First, we need to make sure the official GitHub CLI (gh) is installed on the machine so OpenClaw can communicate with GitHub. Run the following command to update your package list:


sudo apt update

Once that is updated, install the GitHub CLI by running:


sudo apt install gh -y

Next, we need to store the API token securely. We are going to create a hidden configuration folder specifically for GitHub.


mkdir -p ~/.config/github

To ensure no other users or processes on the VM can snoop on this folder, we will change its permissions so only the owner has access:


chmod 700 ~/.config/github

Now we will write your token directly to a file in that secure folder. Make sure to replace YOUR_GITHUB_TOKEN_HERE with the actual token you copied from GitHub.
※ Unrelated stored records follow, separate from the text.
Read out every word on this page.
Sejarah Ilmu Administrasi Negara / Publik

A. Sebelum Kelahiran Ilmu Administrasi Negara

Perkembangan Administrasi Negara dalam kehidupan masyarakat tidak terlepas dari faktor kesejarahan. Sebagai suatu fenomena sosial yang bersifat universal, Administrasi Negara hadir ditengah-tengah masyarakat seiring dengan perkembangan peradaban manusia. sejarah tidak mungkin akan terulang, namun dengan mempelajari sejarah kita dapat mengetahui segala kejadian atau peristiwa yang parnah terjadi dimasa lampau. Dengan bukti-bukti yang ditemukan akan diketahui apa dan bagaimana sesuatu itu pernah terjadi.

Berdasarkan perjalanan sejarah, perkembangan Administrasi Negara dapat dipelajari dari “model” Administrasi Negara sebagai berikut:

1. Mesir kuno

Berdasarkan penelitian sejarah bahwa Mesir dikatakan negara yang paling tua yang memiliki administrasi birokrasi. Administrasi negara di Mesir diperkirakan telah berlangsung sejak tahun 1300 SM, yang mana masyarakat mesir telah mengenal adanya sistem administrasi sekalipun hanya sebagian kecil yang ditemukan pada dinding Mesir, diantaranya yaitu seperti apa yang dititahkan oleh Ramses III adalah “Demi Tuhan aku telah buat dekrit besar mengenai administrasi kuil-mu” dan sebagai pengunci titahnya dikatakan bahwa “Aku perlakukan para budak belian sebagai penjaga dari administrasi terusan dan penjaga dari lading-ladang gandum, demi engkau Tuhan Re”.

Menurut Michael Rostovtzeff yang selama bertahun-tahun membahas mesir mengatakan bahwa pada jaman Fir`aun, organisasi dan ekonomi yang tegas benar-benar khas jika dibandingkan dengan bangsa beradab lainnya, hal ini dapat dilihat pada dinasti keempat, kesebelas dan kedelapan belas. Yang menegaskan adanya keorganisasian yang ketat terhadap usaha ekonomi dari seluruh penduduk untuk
printf '%s' 'YOUR_GITHUB_TOKEN_HERE' > ~/.config/github/lbsocial-openclaw-test.token

Finally, we lock down that specific file so it can only be read and written by you:


chmod 600 ~/.config/github/lbsocial-openclaw-test.token

You can now jump into Telegram and ask OpenClaw to verify that it can read the token and access the repository!



Real-World Collaboration & Teamwork


With the setup complete, you can start delegating tasks. In the video demo, I showed how OpenClaw can handle two major GitHub workflows:


1. Managing Pull Requests: I asked OpenClaw via Telegram to set up a README file. OpenClaw created the file locally in its workspace and automatically generated a Pull Request (PR) on GitHub. I was then able to review the code, approve it, and merge it safely.


GitHub pull request and WhatsApp chat. Left: Initial setup for README in a repository. Right: Chat discussing repository setup and reviewing pull requests.
Reviewing and merging a Pull Request automatically generated by OpenClaw

2. Resolving GitHub Issues: I created a new Issue on GitHub asking to "create an image folder." I then messaged OpenClaw to address the open issue. The agent read the issue, wrote the necessary code (including generating an SVG file when the standard image tool was disabled!), and submitted a PR to resolve the issue entirely on its own.


GitHub interface on the left shows a SVG file named avatar.svg with a cloud logo. On the right, a chat discussing creating and uploading an SVG file.
OpenClaw demonstrating autonomous problem-solving—coding an SVG file from scratch to fulfill the GitHub Issue when standard image generation was unavailable

Crucial Best Practices: Security and Tokens


Before you let your AI teammate run wild, please remember these final safety tips:


  • Least Privilege: Grant the agent access only to the repositories it needs to do its job.

  • Safe Tools: Only enable tools and skills for the agent that you completely understand.

  • Token Caps: Because OpenClaw is autonomous, a bug or an infinite loop could cause it to consume a large number of tokens very quickly. Always set a strict token cap or a hard budget limit in your API dashboard to prevent unexpected costs.